I am the last of the eight children that lived. 11 pregnancies, 1 death due to SIDS, two miscarriages and the odd kid with a different father, me. No one ever made me feel like I was a”half” sister. The honest truth is, I felt different because my father was different. A man who sent telegrams, had a driver, took my mother to the theater and showed her possibilities she had only dreamed of. It was pretty unlikely that a man of affluence, with a place in society and a family of his own was going to stay. I think Mom actually believed he would and I became the failed bargaining chip.

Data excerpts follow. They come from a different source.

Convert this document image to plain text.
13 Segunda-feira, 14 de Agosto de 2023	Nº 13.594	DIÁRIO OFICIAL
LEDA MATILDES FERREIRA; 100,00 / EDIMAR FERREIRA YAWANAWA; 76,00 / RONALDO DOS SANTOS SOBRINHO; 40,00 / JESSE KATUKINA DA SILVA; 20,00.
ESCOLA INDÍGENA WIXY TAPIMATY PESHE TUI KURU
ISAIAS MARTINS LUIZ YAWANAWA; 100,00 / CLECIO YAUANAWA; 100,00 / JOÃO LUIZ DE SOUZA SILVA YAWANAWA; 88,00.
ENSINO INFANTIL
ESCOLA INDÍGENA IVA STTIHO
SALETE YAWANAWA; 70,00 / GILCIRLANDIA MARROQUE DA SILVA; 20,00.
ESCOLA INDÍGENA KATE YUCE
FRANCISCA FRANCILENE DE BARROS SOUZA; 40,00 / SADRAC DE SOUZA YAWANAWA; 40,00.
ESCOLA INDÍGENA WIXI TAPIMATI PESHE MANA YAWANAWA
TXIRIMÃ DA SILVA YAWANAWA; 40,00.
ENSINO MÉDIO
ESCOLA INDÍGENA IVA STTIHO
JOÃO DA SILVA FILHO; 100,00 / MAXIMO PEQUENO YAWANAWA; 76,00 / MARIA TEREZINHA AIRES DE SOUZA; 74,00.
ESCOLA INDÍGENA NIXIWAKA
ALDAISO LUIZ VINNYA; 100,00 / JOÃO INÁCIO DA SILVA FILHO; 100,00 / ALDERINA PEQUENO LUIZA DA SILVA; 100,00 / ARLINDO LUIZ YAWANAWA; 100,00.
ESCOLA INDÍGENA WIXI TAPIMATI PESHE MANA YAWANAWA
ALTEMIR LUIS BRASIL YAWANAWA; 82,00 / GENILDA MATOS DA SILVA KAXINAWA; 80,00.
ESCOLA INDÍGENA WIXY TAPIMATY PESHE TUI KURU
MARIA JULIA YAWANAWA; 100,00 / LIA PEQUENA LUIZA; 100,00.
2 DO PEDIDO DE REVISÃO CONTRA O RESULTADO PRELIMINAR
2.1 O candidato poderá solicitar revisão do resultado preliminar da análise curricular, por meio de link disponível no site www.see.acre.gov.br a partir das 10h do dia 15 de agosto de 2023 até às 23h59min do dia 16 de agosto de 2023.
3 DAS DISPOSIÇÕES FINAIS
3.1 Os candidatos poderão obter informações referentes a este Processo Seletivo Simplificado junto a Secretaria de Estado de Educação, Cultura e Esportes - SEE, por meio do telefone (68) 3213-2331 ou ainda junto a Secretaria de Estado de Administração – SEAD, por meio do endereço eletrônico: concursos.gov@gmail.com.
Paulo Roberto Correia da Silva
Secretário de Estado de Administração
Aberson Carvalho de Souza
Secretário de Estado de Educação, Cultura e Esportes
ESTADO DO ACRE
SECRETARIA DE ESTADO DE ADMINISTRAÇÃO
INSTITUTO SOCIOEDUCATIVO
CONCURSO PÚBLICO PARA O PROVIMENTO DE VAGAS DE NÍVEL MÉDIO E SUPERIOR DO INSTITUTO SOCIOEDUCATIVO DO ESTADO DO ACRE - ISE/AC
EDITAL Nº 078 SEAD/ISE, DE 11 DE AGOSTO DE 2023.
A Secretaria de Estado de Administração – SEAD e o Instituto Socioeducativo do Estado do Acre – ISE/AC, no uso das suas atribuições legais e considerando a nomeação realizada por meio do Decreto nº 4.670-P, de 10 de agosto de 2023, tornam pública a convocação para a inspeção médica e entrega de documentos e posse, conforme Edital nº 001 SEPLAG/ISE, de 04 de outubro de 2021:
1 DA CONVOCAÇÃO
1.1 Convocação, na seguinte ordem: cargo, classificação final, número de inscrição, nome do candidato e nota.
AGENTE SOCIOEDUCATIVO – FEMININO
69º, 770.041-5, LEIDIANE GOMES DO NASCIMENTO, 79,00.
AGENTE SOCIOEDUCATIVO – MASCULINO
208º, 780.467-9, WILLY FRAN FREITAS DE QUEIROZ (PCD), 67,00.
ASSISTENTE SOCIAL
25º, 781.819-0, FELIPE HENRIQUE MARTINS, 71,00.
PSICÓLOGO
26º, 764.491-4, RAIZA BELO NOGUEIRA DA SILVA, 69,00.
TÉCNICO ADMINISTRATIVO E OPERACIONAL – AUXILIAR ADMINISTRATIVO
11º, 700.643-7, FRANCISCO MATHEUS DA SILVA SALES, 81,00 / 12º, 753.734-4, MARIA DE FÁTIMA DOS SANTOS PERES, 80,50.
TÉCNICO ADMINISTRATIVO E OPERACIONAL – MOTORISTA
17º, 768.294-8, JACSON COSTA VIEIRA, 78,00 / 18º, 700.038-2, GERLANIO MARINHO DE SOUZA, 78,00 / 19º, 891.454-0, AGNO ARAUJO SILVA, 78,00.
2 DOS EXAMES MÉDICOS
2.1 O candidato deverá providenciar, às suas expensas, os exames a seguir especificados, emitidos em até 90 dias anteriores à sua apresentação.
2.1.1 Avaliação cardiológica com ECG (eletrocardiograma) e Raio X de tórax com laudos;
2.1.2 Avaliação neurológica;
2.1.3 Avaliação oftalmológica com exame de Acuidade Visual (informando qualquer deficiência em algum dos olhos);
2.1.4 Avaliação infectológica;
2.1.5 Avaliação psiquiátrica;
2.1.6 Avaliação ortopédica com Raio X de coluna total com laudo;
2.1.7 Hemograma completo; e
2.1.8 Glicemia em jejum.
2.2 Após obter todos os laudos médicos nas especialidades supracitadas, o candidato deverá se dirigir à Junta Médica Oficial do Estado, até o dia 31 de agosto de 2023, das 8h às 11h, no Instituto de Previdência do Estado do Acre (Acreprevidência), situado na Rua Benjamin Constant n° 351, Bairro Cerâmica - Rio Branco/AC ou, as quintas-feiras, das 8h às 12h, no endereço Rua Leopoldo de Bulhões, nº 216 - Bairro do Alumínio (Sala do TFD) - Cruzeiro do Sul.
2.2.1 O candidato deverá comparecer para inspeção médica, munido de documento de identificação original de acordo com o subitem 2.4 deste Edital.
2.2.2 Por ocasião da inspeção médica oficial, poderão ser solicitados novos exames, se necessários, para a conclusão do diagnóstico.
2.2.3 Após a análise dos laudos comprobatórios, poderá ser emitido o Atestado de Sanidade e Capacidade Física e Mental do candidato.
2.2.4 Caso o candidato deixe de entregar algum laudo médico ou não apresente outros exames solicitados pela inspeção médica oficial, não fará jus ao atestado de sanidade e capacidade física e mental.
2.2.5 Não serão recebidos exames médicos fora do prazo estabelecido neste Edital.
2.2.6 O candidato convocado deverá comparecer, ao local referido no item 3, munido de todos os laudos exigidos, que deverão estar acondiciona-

In some ways Mom was kinder to me than some of her other children and in other ways not so much. I think that happens even in so called “normal” families. One sister said she hated Mom. I wished my feelings could be so simple and concise but sadly, they are not. It doesn’t help that I am a chronic over-thinker inclined to rumination but able to reel myself in most of the time. It also doesn’t help that my parents were intelligent, one educated, one not, but both bright. I am also intelligent and can tell you, like everything, there are both positive and negative sides to intellect.

Often people use intelligence as a means of feeling superior but I feel anything but. I have explained to my very bright daughter, also the child of two intelligent people, that there is a fine line between genius and madness and we must be aware of it. I don’t want her to have to wander around and figure everything out on her own. Yet, I don’t want to prevent her from finding her own answers, making her own way or drawing her own conclusions.

Sometimes I wish my  Mother was here to see what her children were up to. I wonder if she would be proud, or even care? Would she have relationships with her grandchildren and dote on them? Probably not. I know that is a fantasy but once in a while the hopeful child in me wins out and I allow myself to dream.